Rees was one of four private detectives – all of them now convicted criminals – who are known to have been retained by the News of the World, apparently without the knowledge of a single executive. Rees’s exploits were certainly no secret. They were written about in two articles published by the Guardian in 2002, while Rees was in prison. One of them named a News of the World executive, Alex Marunchak, who had been caught on tape discussing payments of thousands of pounds. Despite all this – Rees’s links to corrupt police, his prison sentence, the publication of his links to, and payment by, the newspaper – he returned to work for the News of the World, now edited by Andy Coulson, in 2005 after he had left prison .

Rees was charged with murder in 2008, which meant that no newspaper could, until today, name him. But both David Cameron and Nick Clegg knew of the background to the story in early 2010, well before they entered Downing Street.
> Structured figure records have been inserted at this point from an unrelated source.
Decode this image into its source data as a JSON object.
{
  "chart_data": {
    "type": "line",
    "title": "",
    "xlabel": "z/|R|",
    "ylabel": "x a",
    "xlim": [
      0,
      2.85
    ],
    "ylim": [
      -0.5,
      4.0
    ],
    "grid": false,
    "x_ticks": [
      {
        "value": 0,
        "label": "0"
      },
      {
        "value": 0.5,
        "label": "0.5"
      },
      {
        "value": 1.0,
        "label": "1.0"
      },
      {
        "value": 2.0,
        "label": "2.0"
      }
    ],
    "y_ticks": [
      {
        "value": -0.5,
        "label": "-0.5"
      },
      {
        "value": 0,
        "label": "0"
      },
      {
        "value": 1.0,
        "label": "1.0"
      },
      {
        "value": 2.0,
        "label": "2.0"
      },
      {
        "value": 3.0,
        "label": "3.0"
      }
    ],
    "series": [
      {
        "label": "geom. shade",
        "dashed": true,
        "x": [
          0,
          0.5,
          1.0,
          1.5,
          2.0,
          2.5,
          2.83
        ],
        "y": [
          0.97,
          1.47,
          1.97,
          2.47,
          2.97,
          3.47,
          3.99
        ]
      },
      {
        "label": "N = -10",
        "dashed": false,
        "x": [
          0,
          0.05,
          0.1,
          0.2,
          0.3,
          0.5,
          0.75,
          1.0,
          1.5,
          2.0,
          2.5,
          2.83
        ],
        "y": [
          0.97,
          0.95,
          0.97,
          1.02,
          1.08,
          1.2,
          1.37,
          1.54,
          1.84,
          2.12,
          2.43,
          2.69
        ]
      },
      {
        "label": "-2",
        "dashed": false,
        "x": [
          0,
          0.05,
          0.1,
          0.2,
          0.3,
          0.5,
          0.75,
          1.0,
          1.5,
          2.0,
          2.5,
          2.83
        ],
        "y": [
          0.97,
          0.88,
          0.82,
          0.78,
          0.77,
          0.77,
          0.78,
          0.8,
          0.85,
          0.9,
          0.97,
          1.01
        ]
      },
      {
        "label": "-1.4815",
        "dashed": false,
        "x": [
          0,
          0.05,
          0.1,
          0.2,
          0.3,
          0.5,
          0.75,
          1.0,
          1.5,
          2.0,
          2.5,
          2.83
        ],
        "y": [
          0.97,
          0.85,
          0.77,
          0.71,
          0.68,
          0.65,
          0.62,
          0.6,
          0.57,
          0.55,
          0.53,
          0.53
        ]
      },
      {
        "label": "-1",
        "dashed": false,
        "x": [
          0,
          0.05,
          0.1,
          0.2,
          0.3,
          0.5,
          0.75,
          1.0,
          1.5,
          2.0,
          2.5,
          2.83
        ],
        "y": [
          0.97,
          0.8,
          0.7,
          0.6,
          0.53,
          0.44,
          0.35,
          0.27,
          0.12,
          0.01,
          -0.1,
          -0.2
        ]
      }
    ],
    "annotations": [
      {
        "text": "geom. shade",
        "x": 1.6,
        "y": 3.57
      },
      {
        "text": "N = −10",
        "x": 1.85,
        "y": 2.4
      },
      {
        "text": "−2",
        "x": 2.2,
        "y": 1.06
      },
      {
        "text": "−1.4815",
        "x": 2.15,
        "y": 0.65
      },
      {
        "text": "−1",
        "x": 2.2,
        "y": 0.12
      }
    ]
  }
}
The new prime minister chose to ignore it, appointing Coulson head of communications at Downing Street in May 2010. It was an extraordinary piece of bad judgment, and surprising that Clegg apparently did not demur or distance himself in any way. Did no one carry out any official vetting before Coulson was allowed across the doorstep of No 10? Or did Cameron and Clegg want the former Murdoch editor so badly that they pretended not to know, and ignored the ticking time bomb which exploded yesterday?

Meanwhile, what of Acting Deputy Commissioner John Yates, who was so quick to assure the world that there wasn’t much to the phone-hacking stories uncovered by journalists on this and other newspapers? He has hired one of the UK’s most notorious libel firms to warn off this newspaper for reporting the claim that he misled parliament. In a Commons debate this week, Chris Bryant, MP for Rhondda, made the direct accusation that Yates did, indeed, mislead two parliamentary select committees. Moreover, it was alleged that Scotland Yard has known for five months that its evidence was incorrect. The two committees involved should, as a matter of some urgency, invite the police to explain its position.

Until now most of the attention around phone hacking has centred on the activities of Glenn Mulcaire, who was jailed in 2006 for his work on behalf of the News of the World. Rees was actually paid more than Mulcaire and is alleged to have deployed a wider armoury of illegal methods to acquire information for his Fleet Street clients. Now that his name is no longer protected by court restrictions, another chapter in this disturbing saga of intrusion, power and criminality can be written.